Un lavoro che la paleontologia ha già avviato da decenni grazie alla catalogazione di fossili di pesci, crostacei, tartarughe marine e terrestri, grossi semi e palme da parte del Museo di Storia Naturale di Verona. Un vajo, quello del Borago, frequentato dall’uomo sin dal Paleolitico che ha rischiato in quest’epoca di vedere i suoi prati aridi trasformati in superficie vitata intensiva, senza soluzione di continuità con gli altri 8.400 ettari coltivati in Valpolicella. Come d’altronde è già accaduto negli ultimi quindici anni a quelli dell’adiacente Zona Speciale di Conservazione “Val Galina e Progno Borago”. Sarebbe stato un addio alle numerose specie di orchidee selvatiche rare (alcune in allegato II della direttiva Habitat).
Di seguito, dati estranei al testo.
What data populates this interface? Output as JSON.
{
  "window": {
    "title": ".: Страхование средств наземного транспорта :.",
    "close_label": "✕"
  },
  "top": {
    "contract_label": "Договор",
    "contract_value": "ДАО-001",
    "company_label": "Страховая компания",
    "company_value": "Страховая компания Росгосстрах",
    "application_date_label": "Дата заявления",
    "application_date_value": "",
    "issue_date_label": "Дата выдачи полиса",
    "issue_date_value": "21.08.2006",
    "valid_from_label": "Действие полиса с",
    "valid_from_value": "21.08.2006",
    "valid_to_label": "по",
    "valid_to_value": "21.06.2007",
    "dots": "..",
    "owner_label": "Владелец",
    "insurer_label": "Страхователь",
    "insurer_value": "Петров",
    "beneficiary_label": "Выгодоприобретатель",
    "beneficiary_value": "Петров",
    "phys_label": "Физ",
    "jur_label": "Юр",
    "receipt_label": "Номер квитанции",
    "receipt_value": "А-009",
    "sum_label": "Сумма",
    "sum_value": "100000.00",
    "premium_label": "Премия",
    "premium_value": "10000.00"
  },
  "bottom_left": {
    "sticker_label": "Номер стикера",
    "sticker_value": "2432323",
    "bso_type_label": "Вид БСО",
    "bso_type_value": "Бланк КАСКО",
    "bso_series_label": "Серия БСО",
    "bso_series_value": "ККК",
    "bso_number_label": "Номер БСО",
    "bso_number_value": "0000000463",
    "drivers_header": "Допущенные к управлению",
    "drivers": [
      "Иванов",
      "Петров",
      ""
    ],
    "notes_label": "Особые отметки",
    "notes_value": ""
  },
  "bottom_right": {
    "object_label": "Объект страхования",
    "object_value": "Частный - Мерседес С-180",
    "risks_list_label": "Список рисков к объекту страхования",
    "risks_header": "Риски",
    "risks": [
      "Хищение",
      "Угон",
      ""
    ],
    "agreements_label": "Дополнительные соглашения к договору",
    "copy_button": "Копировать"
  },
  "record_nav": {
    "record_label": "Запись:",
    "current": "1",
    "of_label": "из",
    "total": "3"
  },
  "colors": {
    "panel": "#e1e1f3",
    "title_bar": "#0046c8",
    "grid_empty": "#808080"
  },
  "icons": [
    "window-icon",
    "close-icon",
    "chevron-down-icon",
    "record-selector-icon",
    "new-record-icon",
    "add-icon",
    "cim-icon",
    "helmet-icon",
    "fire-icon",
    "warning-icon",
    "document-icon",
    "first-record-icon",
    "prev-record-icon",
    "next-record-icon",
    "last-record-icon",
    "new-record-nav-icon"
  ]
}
Ma anche ai carpini, agli ornielli, ai faggi e ai tassi, insieme alle farfalle, ai succiacapre, agli assioli e ai falchi pecchiaioli. Per non parlare del fatto che anche il fondo del vajo, nella sua zona carsica in cui scorre il torrente tra le pareti di roccia, sarebbe stato alterato dall’inquinamento prodotto dai fertilizzanti agricoli. “La tutela dell’ambiente – spiega Katia Dell’Aira, responsabile del settore educativo del Parco Natura Viva – passa attraverso l’impegno di ognuno di noi: la storia della conservazione della natura annovera grandi iniziative di tutela, ma è necessario anche l’impegno delle popolazioni locali per affermare la possibilità di decidere del destino dei propri territori. Questo è uno di quei casi a lieto fine, che rappresenta un esempio di mobilitazione per la protezione dell’ambiente nelle mani di tutti noi”. 

I “GUARDIANI DEL TERRITORIO”

Il corso di formazione ha il patrocinio dell’Ufficio Provinciale Scolastico di Verona, è gratuito, rivolto agli insegnanti della scuola secondaria e si articolerà con gli interventi di Katia Dell’Aira, Marta Tezza, Tommaso Sandri (Parco Natura Viva, Fondazione ARCA), Leonardo Latella, Sebastiano Andreatta (Museo di Storia Naturale di Verona), Mario Spezia, Aurora Allegrezza, Flavio Coato (Il Carpino APS), Isolde Quadranti (Radici dei diritti), Eleonora Migno, Giorgio Menchini (COSPE).